Our solo travel safety guide
Good advice for us all, but particularly for people travelling solo. Make copies of your itinerary, contact details, passport and travel insurance, then email them to yourself and to one or two friends/family at home. Check-in on social media when you can so people can keep track of where you are.
If you’re arriving late in a city by yourself, book a hotel with a front desk or concierge service (many hotels also offer private transfers that don’t cost the earth from the airport or train station). If you're travelling with us, we can help you organise an arrival transfer. Read your maps before you head out for a walk (you can use a map app on your smartphone – or take screenshots of where you’re going if you don’t want to use up your precious data). If you need to check your map when you’re out and about, duck into a shop or café to do it. Leave the blingy jewellery, wedding rings and designer clothes at home, and aim to dress like the locals do – hit up the local markets if you haven’t packed the right outfits. Aim to keep track of travel times, so you’re not caught out after dark.
Most mobile/cell providers now offer travel passes to help manage your international roaming costs (which, let’s face it, are expensive!). For a few dollars a day, you’ll have access to data, which means you can log into your apps (like Skype, email and WhatsApp) when you’re out of WiFi zones and quickly get in touch with someone – a friend at home, someone in your group, or the police – if you need to. It might also be worth checking out the local cell/mobile providers as these can be quite cost effective.
Solo travellers are way more likely to be ‘taken for a ride’ at the airport by unscrupulous taxi drivers, so do your research before you arrive. Make sure you get a cab from the airport/station taxi rank – if you’re not sure where to go, just head to the information desk for help. Touts tend to hang out in the arrivals area and promise cheaper rates, but can often be dodgy. When you get to the cab rank, ask the driver to use the meter or request a cost estimate before you hop in the car – if it’s way higher than it should be, pick another vehicle. A lot of airports have train stations attached as well, so consider public transport if you want to save a dollar or two.

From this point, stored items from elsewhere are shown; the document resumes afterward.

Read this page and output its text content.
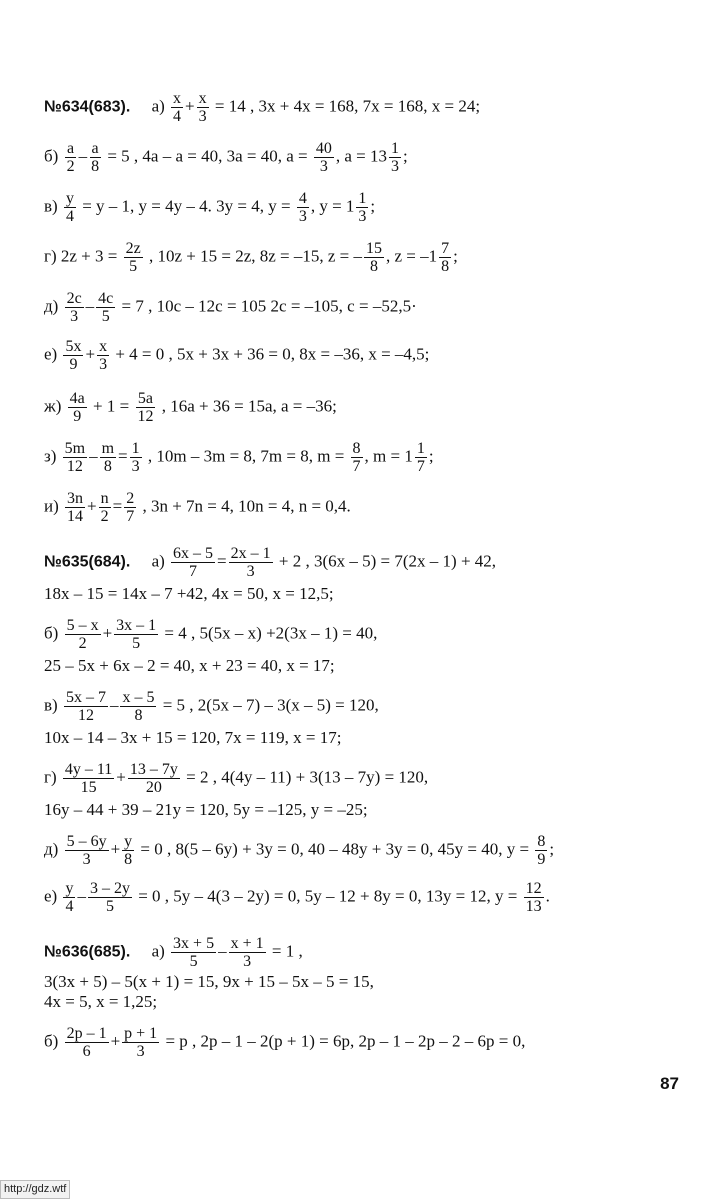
№634(683). $а) \frac{x}{4} + \frac{x}{3} = 14$ , 3x + 4x = 168, 7x = 168, x = 24;
$б) \frac{a}{2} - \frac{a}{8} = 5$ , 4a – a = 40, 3a = 40, $a = \frac{40}{3}$ , $a = 13 \frac{1}{3}$ ;
$в) \frac{y}{4} = y - 1$, y = 4y – 4. 3y = 4, $y = \frac{4}{3}$ , $y = 1 \frac{1}{3}$ ;
г) $2z + 3 = \frac{2z}{5}$ , 10z + 15 = 2z, 8z = –15, z = – $\frac{15}{8}$ , $z = -1 \frac{7}{8}$ ;
$д) \frac{2c}{3} - \frac{4c}{5} = 7$ , 10c – 12c = 105 2c = –105, c = –52,5·
$е) \frac{5x}{9} + \frac{x}{3} + 4 = 0$ , 5x + 3x + 36 = 0, 8x = –36, x = –4,5;
$ж) \frac{4a}{9} + 1 = \frac{5a}{12}$ , 16a + 36 = 15a, a = –36;
$з) \frac{5m}{12} - \frac{m}{8} = \frac{1}{3}$ , 10m – 3m = 8, 7m = 8, $m = \frac{8}{7}$ , $m = 1 \frac{1}{7}$ ;
$и) \frac{3n}{14} + \frac{n}{2} = \frac{2}{7}$ , 3n + 7n = 4, 10n = 4, n = 0,4.
№635(684). $а) \frac{6x - 5}{7} = \frac{2x - 1}{3} + 2$ , 3(6x – 5) = 7(2x – 1) + 42,
18x – 15 = 14x – 7 +42, 4x = 50, x = 12,5;
$б) \frac{5 - x}{2} + \frac{3x - 1}{5} = 4$ , 5(5x – x) +2(3x – 1) = 40,
25 – 5x + 6x – 2 = 40, x + 23 = 40, x = 17;
$в) \frac{5x - 7}{12} - \frac{x - 5}{8} = 5$ , 2(5x – 7) – 3(x – 5) = 120,
10x – 14 – 3x + 15 = 120, 7x = 119, x = 17;
$г) \frac{4y - 11}{15} + \frac{13 - 7y}{20} = 2$ , 4(4y – 11) + 3(13 – 7y) = 120,
16y – 44 + 39 – 21y = 120, 5y = –125, y = –25;
$д) \frac{5 - 6y}{3} + \frac{y}{8} = 0$ , 8(5 – 6y) + 3y = 0, 40 – 48y + 3y = 0, 45y = 40, $y = \frac{8}{9}$ ;
$е) \frac{y}{4} - \frac{3 - 2y}{5} = 0$ , 5y – 4(3 – 2y) = 0, 5y – 12 + 8y = 0, 13y = 12, $y = \frac{12}{13}$ .
№636(685). $а) \frac{3x + 5}{5} - \frac{x + 1}{3} = 1$ ,
3(3x + 5) – 5(x + 1) = 15, 9x + 15 – 5x – 5 = 15,
4x = 5, x = 1,25;
$б) \frac{2p - 1}{6} + \frac{p + 1}{3} = p$ , 2p – 1 – 2(p + 1) = 6p, 2p – 1 – 2p – 2 – 6p = 0,
87
http://gdz.wtf
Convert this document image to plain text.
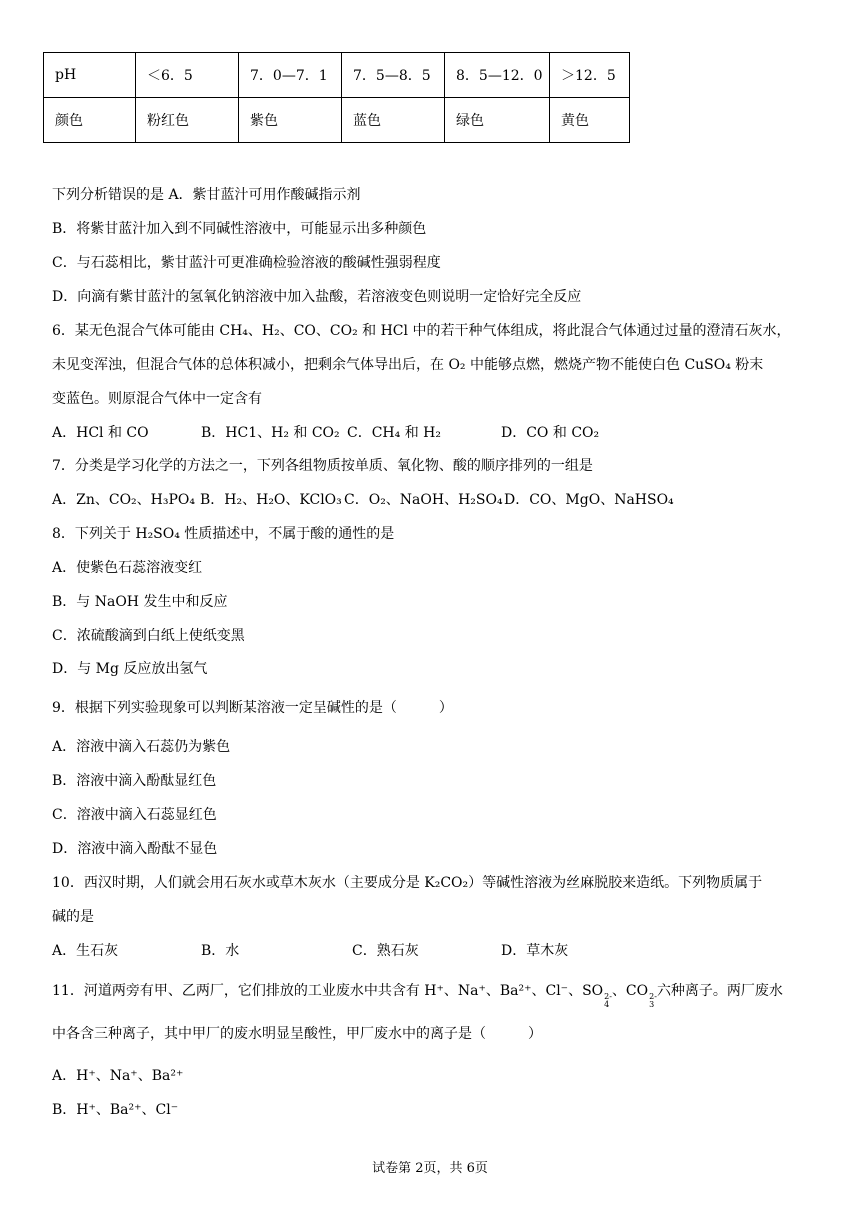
pH	＜6．5	7．0—7．1	7．5—8．5	8．5—12．0	＞12．5
颜色	粉红色	紫色	蓝色	绿色	黄色
下列分析错误的是 A．紫甘蓝汁可用作酸碱指示剂
B．将紫甘蓝汁加入到不同碱性溶液中，可能显示出多种颜色
C．与石蕊相比，紫甘蓝汁可更准确检验溶液的酸碱性强弱程度
D．向滴有紫甘蓝汁的氢氧化钠溶液中加入盐酸，若溶液变色则说明一定恰好完全反应
6．某无色混合气体可能由 CH₄、H₂、CO、CO₂ 和 HCl 中的若干种气体组成，将此混合气体通过过量的澄清石灰水，
未见变浑浊，但混合气体的总体积减小，把剩余气体导出后，在 O₂ 中能够点燃，燃烧产物不能使白色 CuSO₄ 粉末
变蓝色。则原混合气体中一定含有
A．HCl 和 CO	B．HC1、H₂ 和 CO₂ C．CH₄ 和 H₂	D．CO 和 CO₂
7．分类是学习化学的方法之一，下列各组物质按单质、氧化物、酸的顺序排列的一组是
A．Zn、CO₂、H₃PO₄ B．H₂、H₂O、KClO₃ C．O₂、NaOH、H₂SO₄D．CO、MgO、NaHSO₄
8．下列关于 H₂SO₄ 性质描述中，不属于酸的通性的是
A．使紫色石蕊溶液变红
B．与 NaOH 发生中和反应
C．浓硫酸滴到白纸上使纸变黑
D．与 Mg 反应放出氢气
9．根据下列实验现象可以判断某溶液一定呈碱性的是（　　　）
A．溶液中滴入石蕊仍为紫色
B．溶液中滴入酚酞显红色
C．溶液中滴入石蕊显红色
D．溶液中滴入酚酞不显色
10．西汉时期，人们就会用石灰水或草木灰水（主要成分是 K₂CO₂）等碱性溶液为丝麻脱胶来造纸。下列物质属于
碱的是
A．生石灰	B．水	C．熟石灰	D．草木灰
11．河道两旁有甲、乙两厂，它们排放的工业废水中共含有 H⁺、Na⁺、Ba²⁺、Cl⁻、SO 2-
4
、CO 2-
3
六种离子。两厂废水
中各含三种离子，其中甲厂的废水明显呈酸性，甲厂废水中的离子是（　　　）
A．H⁺、Na⁺、Ba²⁺
B．H⁺、Ba²⁺、Cl⁻
试卷第 2页，共 6页
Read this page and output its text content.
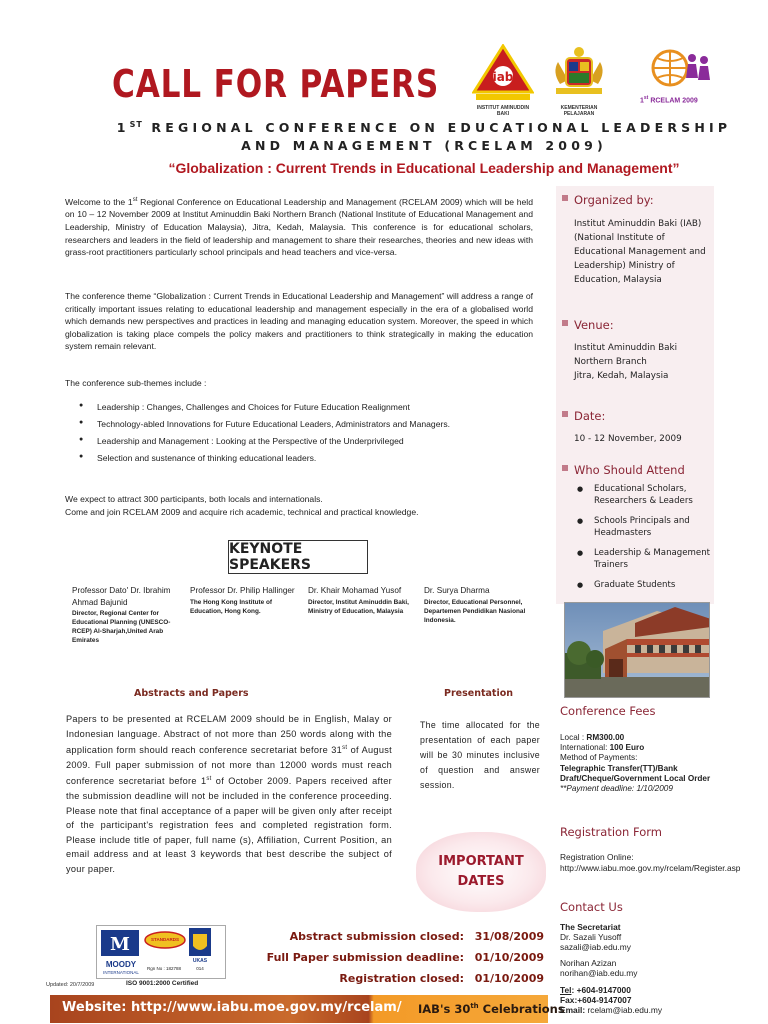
CALL FOR PAPERS	iab
INSTITUT AMINUDDIN BAKI
KEMENTERIAN PELAJARAN
1st RCELAM 2009
1ST REGIONAL CONFERENCE ON EDUCATIONAL LEADERSHIP AND MANAGEMENT (RCELAM 2009)
“Globalization : Current Trends in Educational Leadership and Management”
Welcome to the 1st Regional Conference on Educational Leadership and Management (RCELAM 2009) which will be held on 10 – 12 November 2009 at Institut Aminuddin Baki Northern Branch (National Institute of Educational Management and Leadership, Ministry of Education Malaysia), Jitra, Kedah, Malaysia. This conference is for educational scholars, researchers and leaders in the field of leadership and management to share their researches, theories and new ideas with grass-root practitioners particularly school principals and head teachers and vice-versa.
The conference theme “Globalization : Current Trends in Educational Leadership and Management” will address a range of critically important issues relating to educational leadership and management especially in the era of a globalised world which demands new perspectives and practices in leading and managing education system. Moreover, the speed in which globalization is taking place compels the policy makers and practitioners to think strategically in making the education system remain relevant.
The conference sub-themes include :
● Leadership : Changes, Challenges and Choices for Future Education Realignment
● Technology-abled Innovations for Future Educational Leaders, Administrators and Managers.
● Leadership and Management : Looking at the Perspective of the Underprivileged
● Selection and sustenance of thinking educational leaders.
We expect to attract 300 participants, both locals and internationals.
Come and join RCELAM 2009 and acquire rich academic, technical and practical knowledge.
KEYNOTE SPEAKERS
Professor Dato' Dr. Ibrahim Ahmad Bajunid
Director, Regional Center for Educational Planning (UNESCO-RCEP) Al-Sharjah,United Arab Emirates
Professor Dr. Philip Hallinger
The Hong Kong Institute of Education, Hong Kong.
Dr. Khair Mohamad Yusof
Director, Institut Aminuddin Baki, Ministry of Education, Malaysia
Dr. Surya Dharma
Director, Educational Personnel, Departemen Pendidikan Nasional Indonesia.
Abstracts and Papers
Papers to be presented at RCELAM 2009 should be in English, Malay or Indonesian language. Abstract of not more than 250 words along with the application form should reach conference secretariat before 31st of August 2009. Full paper submission of not more than 12000 words must reach conference secretariat before 1st of October 2009. Papers received after the submission deadline will not be included in the conference proceeding. Please note that final acceptance of a paper will be given only after receipt of the participant's registration fees and completed registration form. Please include title of paper, full name (s), Affiliation, Current Position, an email address and at least 3 keywords that best describe the subject of your paper.
Presentation
The time allocated for the presentation of each paper will be 30 minutes inclusive of question and answer session.
IMPORTANT
DATES
Abstract submission closed: 31/08/2009
Full Paper submission deadline: 01/10/2009
Registration closed: 01/10/2009
M
MOODY
INTERNATIONAL
STANDARDS
Rgn No : 182788
UKAS
014
Updated: 20/7/2009	ISO 9001:2000 Certified
Website: http://www.iabu.moe.gov.my/rcelam/ IAB's 30th Celebrations
Organized by:
Institut Aminuddin Baki (IAB) (National Institute of Educational Management and Leadership) Ministry of Education, Malaysia
Venue:
Institut Aminuddin Baki
Northern Branch
Jitra, Kedah, Malaysia
Date:
10 - 12 November, 2009
Who Should Attend
● Educational Scholars, Researchers & Leaders
● Schools Principals and Headmasters
● Leadership & Management Trainers
● Graduate Students
Conference Fees
Local : RM300.00
International: 100 Euro
Method of Payments:
Telegraphic Transfer(TT)/Bank Draft/Cheque/Government Local Order
**Payment deadline: 1/10/2009
Registration Form
Registration Online:
http://www.iabu.moe.gov.my/rcelam/Register.asp
Contact Us
The Secretariat
Dr. Sazali Yusoff
sazali@iab.edu.my
Norihan Azizan
norihan@iab.edu.my
Tel: +604-9147000
Fax:+604-9147007
Email: rcelam@iab.edu.my
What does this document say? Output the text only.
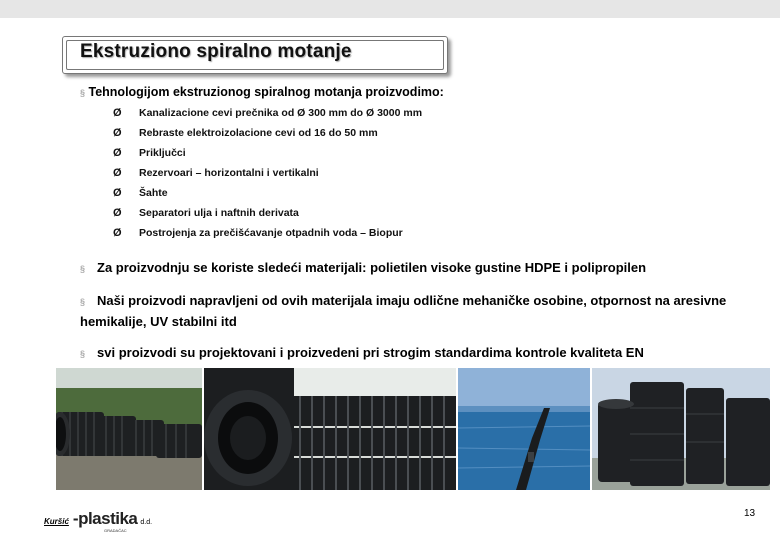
Ekstruziono spiralno motanje
§ Tehnologijom ekstruzionog spiralnog motanja proizvodimo:
Ø	Kanalizacione cevi prečnika od Ø 300 mm do Ø 3000 mm
Ø	Rebraste elektroizolacione cevi od 16 do 50 mm
Ø	Priključci
Ø	Rezervoari – horizontalni i vertikalni
Ø	Šahte
Ø	Separatori ulja i naftnih derivata
Ø	Postrojenja za prečišćavanje otpadnih voda – Biopur
§ Za proizvodnju se koriste sledeći materijali: polietilen visoke gustine HDPE i polipropilen
§ Naši proizvodi napravljeni od ovih materijala imaju odlične mehaničke osobine, otpornost na aresivne hemikalije, UV stabilni itd
§ svi proizvodi su projektovani i proizvedeni pri strogim standardima kontrole kvaliteta EN
Kuršić -plastika d.d.
GRADAČAC
13
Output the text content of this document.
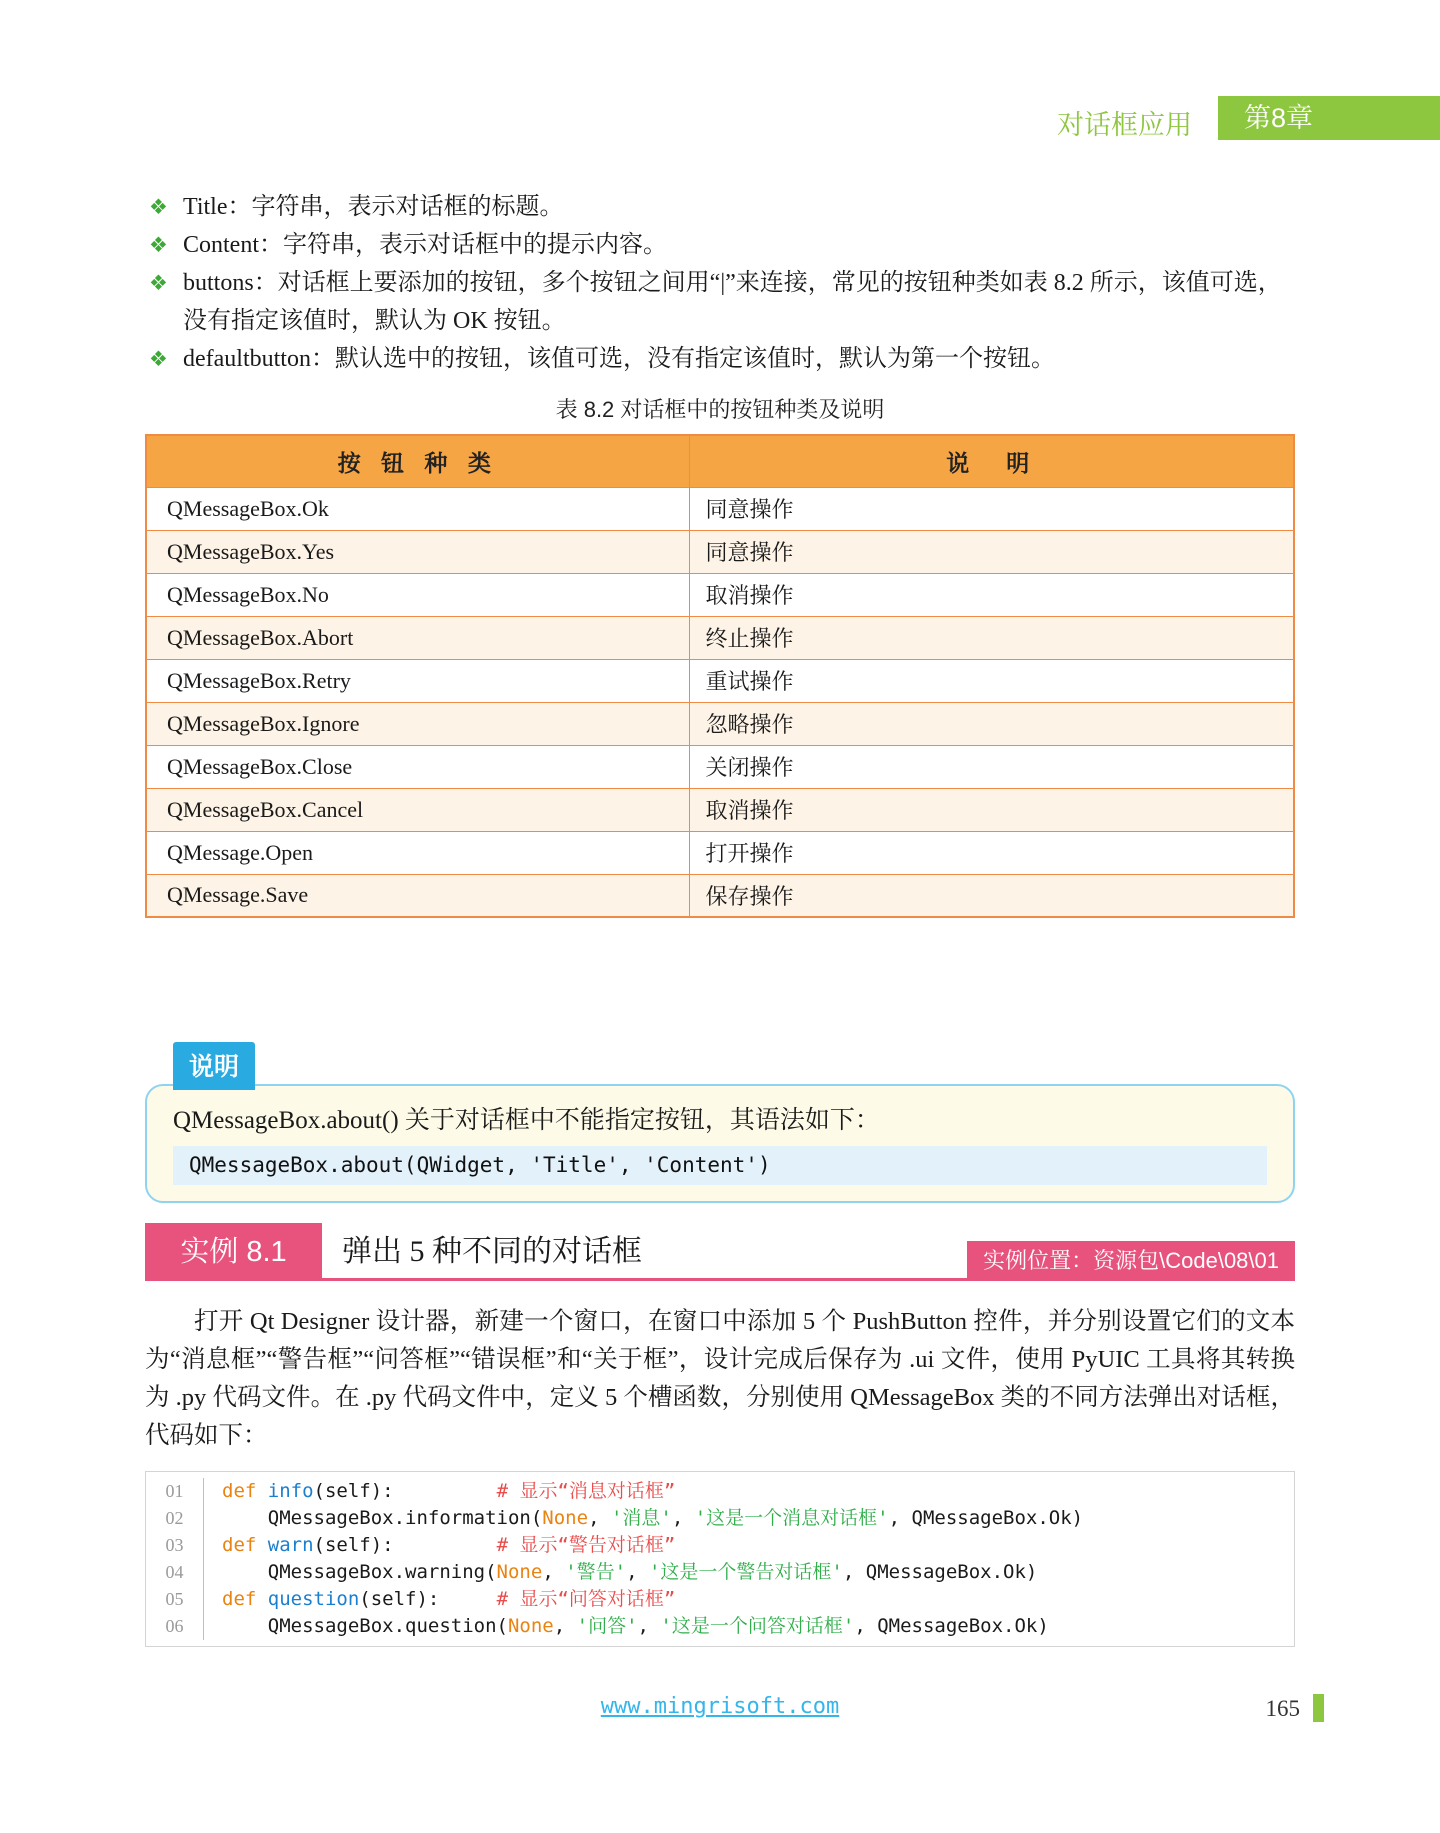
对话框应用	第8章
❖ Title：字符串，表示对话框的标题。
❖ Content：字符串，表示对话框中的提示内容。
❖ buttons：对话框上要添加的按钮，多个按钮之间用“|”来连接，常见的按钮种类如表 8.2 所示，该值可选，没有指定该值时，默认为 OK 按钮。
❖ defaultbutton：默认选中的按钮，该值可选，没有指定该值时，默认为第一个按钮。

表 8.2 对话框中的按钮种类及说明

按 钮 种 类	说　明
QMessageBox.Ok	同意操作
QMessageBox.Yes	同意操作
QMessageBox.No	取消操作
QMessageBox.Abort	终止操作
QMessageBox.Retry	重试操作
QMessageBox.Ignore	忽略操作
QMessageBox.Close	关闭操作
QMessageBox.Cancel	取消操作
QMessage.Open	打开操作
QMessage.Save	保存操作
说明

QMessageBox.about() 关于对话框中不能指定按钮，其语法如下：

QMessageBox.about(QWidget, 'Title', 'Content')
实例 8.1 弹出 5 种不同的对话框	实例位置：资源包\Code\08\01

打开 Qt Designer 设计器，新建一个窗口，在窗口中添加 5 个 PushButton 控件，并分别设置它们的文本为“消息框”“警告框”“问答框”“错误框”和“关于框”，设计完成后保存为 .ui 文件，使用 PyUIC 工具将其转换为 .py 代码文件。在 .py 代码文件中，定义 5 个槽函数，分别使用 QMessageBox 类的不同方法弹出对话框，代码如下：

01	def info(self):	# 显示“消息对话框”
02	QMessageBox.information(None, '消息', '这是一个消息对话框', QMessageBox.Ok)
03	def warn(self):	# 显示“警告对话框”
04	QMessageBox.warning(None, '警告', '这是一个警告对话框', QMessageBox.Ok)
05	def question(self):	# 显示“问答对话框”
06	QMessageBox.question(None, '问答', '这是一个问答对话框', QMessageBox.Ok)
www.mingrisoft.com	165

It’s one of the advantages of travelling solo on a group tour: safety in numbers. The big, 50-person bus groups stand out on the road, but a small Intrepid group of eight or nine people, with a local leader showing the way – including areas to avoid and getting around safely – won’t draw much attention. Plus, it’s a great way to see parts of the world you may feel uncomfortable exploring on your own. If you want to do things on your own, consider a day tour to familiarise yourself with a city and get to know the local way of life.
Solo travel is all about confidence. If you’re relaxed and self-assured on the street, you’re more likely to blend in. When you meet new people, don’t assume they’re all out to get you, but be sensible too and trust your gut. If it feels wrong, it probably is. Remember: the popular tourist areas are often the most well-lit and secure, but they’re often a juicier target for pickpockets and scammers. Just use your common sense; half of travel safety is simply being aware of your surroundings.